What a great post, miker.
It should also be noted that Hawkeye's study of footprints
was said to have inspired Conan Doyle.
And that "I'd dare to speak the truth consarnin' you or any
man that lived" is as good a code as anything Spade or
Marlowe spat out.
And Nathan (not Bumpo) wrote;
> Am I the only person that finds Cooper unreadable?
Every time I've
> tried to
> read something of his I've never been able to finish
it.
Oh, yeah, his writing is pretty turgid. Cooper never let an
epigraph slip by, or a classical allusion get through,
without trying to hitch a ride. And why spend a line
describing something when you can spend a chapter?

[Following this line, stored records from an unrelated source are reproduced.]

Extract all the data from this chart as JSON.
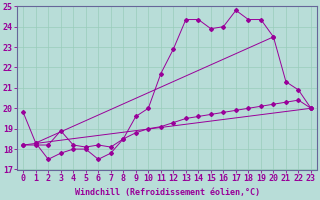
{
  "xlabel": "Windchill (Refroidissement éolien,°C)",
  "xlim": [
    -0.5,
    23.5
  ],
  "ylim": [
    17,
    25
  ],
  "xticks": [
    0,
    1,
    2,
    3,
    4,
    5,
    6,
    7,
    8,
    9,
    10,
    11,
    12,
    13,
    14,
    15,
    16,
    17,
    18,
    19,
    20,
    21,
    22,
    23
  ],
  "yticks": [
    17,
    18,
    19,
    20,
    21,
    22,
    23,
    24,
    25
  ],
  "background_color": "#b8ddd8",
  "grid_color": "#99ccbb",
  "line_color": "#990099",
  "fontsize": 6,
  "marker": "D",
  "markersize": 2.0,
  "lw": 0.7,
  "curve1_x": [
    0,
    1,
    2,
    3,
    4,
    5,
    6,
    7,
    8,
    9,
    10,
    11,
    12,
    13,
    14,
    15,
    16,
    17,
    18,
    19,
    20,
    21,
    22,
    23
  ],
  "curve1_y": [
    19.8,
    18.3,
    17.5,
    17.8,
    18.0,
    18.0,
    17.5,
    17.8,
    18.5,
    19.6,
    20.0,
    21.7,
    22.9,
    24.35,
    24.35,
    23.9,
    24.0,
    24.8,
    24.35,
    24.35,
    23.5,
    21.3,
    20.9,
    20.0
  ],
  "curve2_x": [
    0,
    1,
    2,
    3,
    4,
    5,
    6,
    7,
    8,
    9,
    10,
    11,
    12,
    13,
    14,
    15,
    16,
    17,
    18,
    19,
    20,
    21,
    22,
    23
  ],
  "curve2_y": [
    18.2,
    18.2,
    18.2,
    18.9,
    18.2,
    18.1,
    18.2,
    18.1,
    18.5,
    18.8,
    19.0,
    19.1,
    19.3,
    19.5,
    19.6,
    19.7,
    19.8,
    19.9,
    20.0,
    20.1,
    20.2,
    20.3,
    20.4,
    20.0
  ],
  "curve3_x": [
    0,
    23
  ],
  "curve3_y": [
    18.2,
    20.0
  ],
  "curve4_x": [
    1,
    20
  ],
  "curve4_y": [
    18.3,
    23.5
  ]
}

Hawkeye may be hard-boiled, but the prose style is about as
floral as you can get (just ask Mark Twain). Still, if you
can plow past the verbiage... Wow! Whadda story!!!
And now, the obligatory Canadian bit:
WACOUSTA, (1836) by Colonel Something Something Richardson,
is generally considered the first Canadian novel, and of
course spins the similarly themed (but American) LAST OF THE
MOHICANS on its head. The title character appears to be a
crazy native hell-bent on revenge who kidnaps a white woman
and leads her rescuers on a nasty, violent chase. It gets
nice and grim and the bodycount rises steadily and everyone
ends up in some sort of hell or another. It's drawn
comparisons to everything from FRANKENSTEIN and IVANHOE to --
yes -- Cooper's works.
It's also pretty much a hard slog, for today's reader. But,
as Five- Star Harriet might say, it's just the perfect type
of thing to read for those who like that type of thing to
read for which I'd heartily recommend.